Much has to be done once you move in, so cooking may not be a priority. Fast food may be unhealthy, but it’s convenient. Besides, you’ll likely be burning off a lot of calories during this time because there’s so much to do. Drink water throughout the day to stay hydrated.

Use paper plates, plastic utensils, and cups if need be. The last thing you need at this point are dishes to wash. If you don’t have a refrigerator yet, use a cooler for storing drinks. A neighbor or two might also bring food as a welcoming gift.

Removing Boxes And Supplies

Unpackers will take all the materials and empty boxes with them if it’s stated in the contract. If another move is in the near future, you may want to save some packing supplies and boxes. Flatten and bind the boxes so they’ll take up less space.

Another option is to sell them. This is a great way to recoup some of your initial investment. Here are two marketplaces where you can do this:

You can also give them away to someone who wants them. Craigslist is a popular way to advertise free boxes. The last option is to have them recycled.

Arranging And Decorating

You might think that decorating isn’t high on the priority list, but it really helps to get everyone comfortable with their new surroundings. Something as simple as hanging up a few pictures can make a difference.

Ask friends and family for for decorating ideas. Magazines and books are helpful as well. Perhaps taking a nap and getting your mind off the house for awhile might spark your creativity.

Take some time to get a good feel for your place before decorating or making any major renovations. This will allow you to get more familiar with the space and come up with more ideas.

Use colors you haven’t used before. Arrange your furniture differently. Be creative – a new start calls for changes.

Tips

Finish unpacking in a timely manner – procrastinating will only make it more difficult. Unpack one room at a time. Make a to-do list each day and stick to it.

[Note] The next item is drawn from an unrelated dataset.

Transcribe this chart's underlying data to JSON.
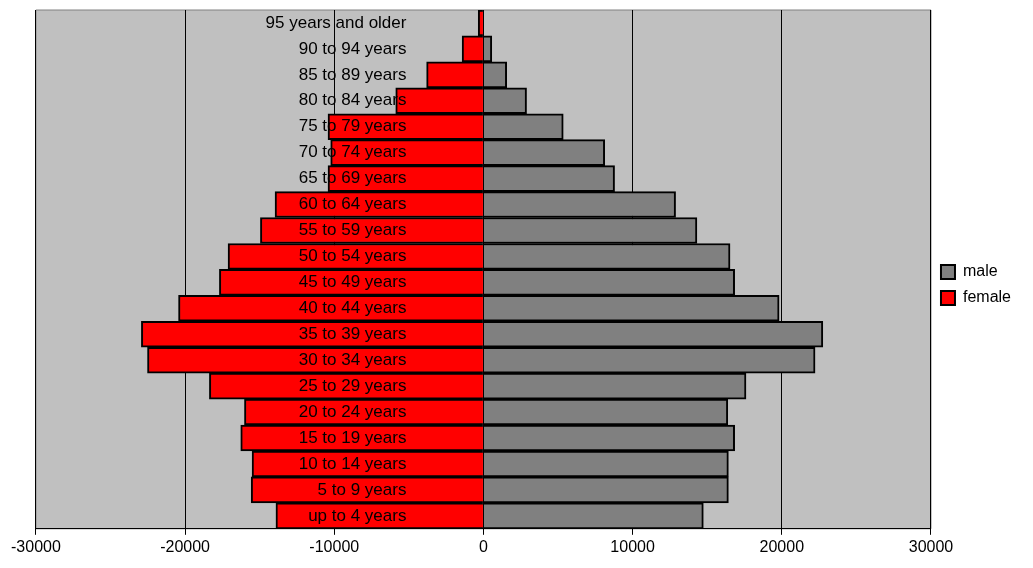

As a rule of thumb, unpacking takes twice as long as packing, so don’t get discouraged if it takes a few weeks. If you only have nights and weekends available, do a little each day.

If starting a new job, delay the starting date for awhile if possible so you can work on getting settled in.

Take some time to relax and enjoy your new home. Do something together as a family.

Have food and drink for movers and anyone else helping you move. They’ll be grateful and work harder, faster, and more careful.

Do whatever you can to make your family feel at home right away. This could mean setting up the family/living room first so they can watch TV or hanging up decorations from the old house. Surround yourself with familiar items like pictures of friends and family.

Listen to some music to help you get through packing and bring some familiarity to your home.

A new place may not feel like home for six months or longer.

Mow the grass and attend to the landscaping if need be.

Wait a week or so after the move before opening any bottles of wine so the sediment can settle. To prevent the cork from drying out, store the appropriate bottles horizontally. Ones with screw tops can be stored horizontally or vertically.